I'm interesting in seeing:

1) BD + xfire
1) BD tuned to 1 core/module to see if it shows a difference.
 
what is Intel doing so good, and AMD doing so bad?

AMD's showing is a result of the company being less than a tenth the size of Intel and simply not having enough money to develop a CPU that's competitive with Intel.

During the Athlon, K7, K8 days they had their chance. Intel royally screwed up with the Pentium 4, which allowed AMD to catch up (and actually beat them for a little while)

They were - however - never able to take advantage of this performance advantage that fell into their laps as much as they should have, because Intel made secretive illegal deals with the major OEM's to keep AMD chips out of their machines.

As a result of this AMD made less revenue off of those generations of chips than they should have.

Intel eventually settled with AMD out of court for about $1 billion. AMD only accepted this because they were desperate for cash.

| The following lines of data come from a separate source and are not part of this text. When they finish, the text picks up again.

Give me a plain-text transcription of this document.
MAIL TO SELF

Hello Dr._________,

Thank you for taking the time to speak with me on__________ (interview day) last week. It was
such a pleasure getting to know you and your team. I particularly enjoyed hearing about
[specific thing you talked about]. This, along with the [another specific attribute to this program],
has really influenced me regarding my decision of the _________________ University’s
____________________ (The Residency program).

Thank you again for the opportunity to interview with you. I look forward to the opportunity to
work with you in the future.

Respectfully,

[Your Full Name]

A real court settlement would likely have been closer to $10 billion.

Anyway, long story not, fair or not, AMD simply did not have the cash to develop a good competitor to current Intel chips.

This was exacerbated by the acquisition of ATI, which took even more cash and attention away from CPU development.

AMD's CPU's were always inferior to Intel's up until '99 when the Athlon was released. it was a solid design, able to keep up with Pentium III clock for clock (and even beat it) but it was nothing earth shattering. Then Intel screwed the pooch with Pentium 4 and allowed AMD to overtake them in the performance race.

AMD could have taken advantage of this to become a real competitor to intel by making huge revenues off of their performance advantage and reinvesting them in the business, but because they were cheated to be kept out of the OEMs, the cash simply was not there to keep up and do a repeat performance, which led to the disappointing K10 Phenom and Phenom II's and now Bulldozer.

Unless Intel screws up again as badly as they did with Pentium 4, I don't see AMD ever being able to catch back up, and I think they realize this, which is why they are trying to branch out with integrated graphics instead...
 
Last edited:
Ouch man... well..... AMD is not going to get alot of gamers promoting bulldozer that way. Good thing they have the GPU market that they are still doing well at.

This is a pure beatdown delivered by intel CPU's.
 
Now that is the way that I wish more sites would do a gaming oriented cpu comparison. Great job guys. :D
 
LOL everyone on this forums is into BF3.

Looking for BF3 BD SLI/Tri-SLI benchmarks...oh none, hey nice review.